Source:
https://scmp.com/article/677231/enemies-abound-firebrand-sondhi

Enemies abound for firebrand Sondhi

Colourful at best, erratic at worst; Thai media entrepreneur, protest leader and now assassination survivor Sondhi Limthongkul has no shortage of enemies.

Top of the list would have to be Thaksin Shinawatra, the billionaire populist prime minister whom Mr Sondhi did a great deal to unseat in the early days of the political crisis now engulfing Thailand and its troubled democracy.

In late 2005 and early 2006, Mr Sondhi was driving the weekly protests against the autocratic excesses of Thaksin's five-year rule - a period that saw Thaksin dominate Thai politics like no other elected leader in the country's history.

A one-time Thaksin acolyte, he would speak with all the passion of the converted as he railed against what he saw as the cronyism and corruption of Thaksin and his Thai Rak Thai machine, drawing tens of thousands to Lumpini Park in Bangkok. The hatred for Thaksin he displayed on stage would then be propagated via his Thai-language newspaper and television station.

Businessmen with regional ambitions, they shared a common background, and Mr Sondhi was an active proponent of Thaksin's early leadership. Both are Chinese-Thai, and both are given to hailing privately the success of modern China. Their business fates differed, however, with the heavily leveraged Mr Sondhi nearly getting wiped out in the Asian financial crisis of 1997. Thaksin has traced his rival's more recent antipathy to business regulatory disputes, something Mr Sondhi has denied.

His movement grew, drawing in bigger crowds and other protest groups and leaders, and culminating in large-scale protests in Bangkok.

That force of opinion, matched by establishment unease against Thaksin, meant the military leaders who ousted him in a bloodless coup in September 2006 were initially given the benefit of the doubt, at least in Bangkok.
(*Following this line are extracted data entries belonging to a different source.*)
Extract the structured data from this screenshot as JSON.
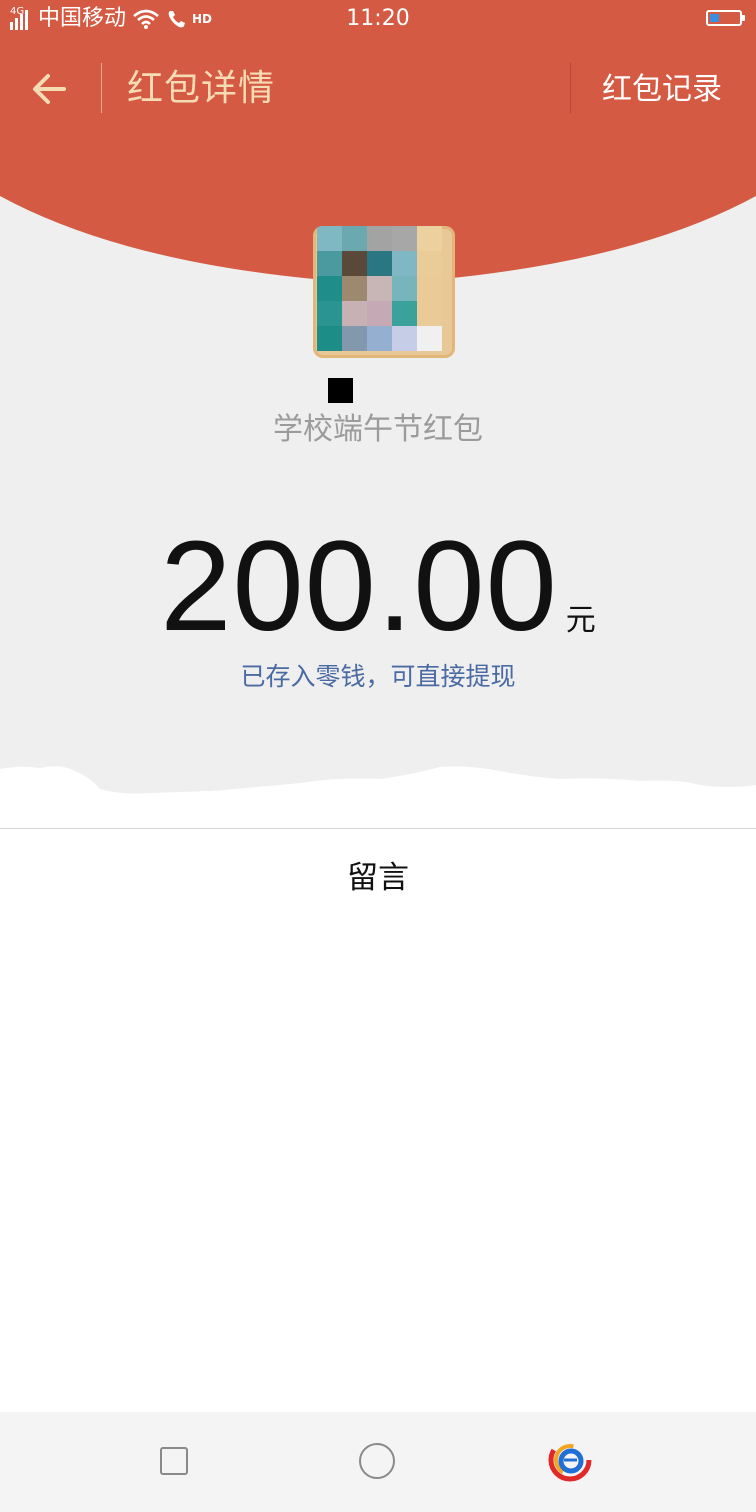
{
  "status_bar": {
    "network": "4G",
    "carrier": "中国移动",
    "hd": "HD",
    "time": "11:20"
  },
  "nav": {
    "title": "红包详情",
    "records": "红包记录"
  },
  "packet": {
    "sender_name": "■",
    "title": "学校端午节红包",
    "amount": "200.00",
    "currency": "元",
    "status": "已存入零钱，可直接提现"
  },
  "message": {
    "title": "留言"
  },
  "colors": {
    "header_red": "#d55a43",
    "title_gold": "#f6dcb5",
    "link_blue": "#4a6aa3",
    "background": "#efefef"
  }
}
But three years on, Thailand is a different place, dangerously split between tensions over a government seen as illegitimate in the eyes of Thaksin's rural heartland and establishment forces who fear Thaksin is still bent on ruling Thailand for decades.

Ultimately, it could be argued the coup - Thailand's first for 15 years - has lead to bloodshed with recent protests taking a desperate, violent turn. The attempt on Mr Sondhi's life highlights just how close Thailand is to an even more bloody civil conflict.

Mr Sondhi, of course, has not rested since the coup. As Thaksin's cronies took power in the first election after the coup, he was a key player as protests morphed into the pro-establishment 'yellow shirts' - the People's Alliance for Democracy. By October of last year they were occupying Government House in Bangkok, and by December they shut down the capital's airports.

His agenda went beyond just simply Thaksin. He spoke of the need for 'guided democracy', where establishment classes of the military and bureaucrats limited the power of elected MPs.

'Political parties are being run like an investment bank,' he said during the Government House occupation. 'This kind of politics no longer works in Thailand. We need a new system.'

On another occasion, he said: 'We used to chant the mantra of elections all the time. Now elections lead to a very shabby democracy.'

A maverick, Mr Sondhi is not universally loved by the establishment. Many mainstream political figures, while opposing Thaksin, still keep their distance.

Mr Sondhi's profile had been slipping as the new anti-Thaksin coalition led by the clean-cut Democrat Party leader Abhisit Vejjajiva took power. Attempting to force legitimacy through policies and sober leadership, there was little room, it seemed, for Mr Sondhi's brand of protest. Leave that up to the Thaksin side, the thinking went.

His shooting, however, puts him back front and centre. We have certainly not heard the last of Mr Sondhi, or his yellow shirts.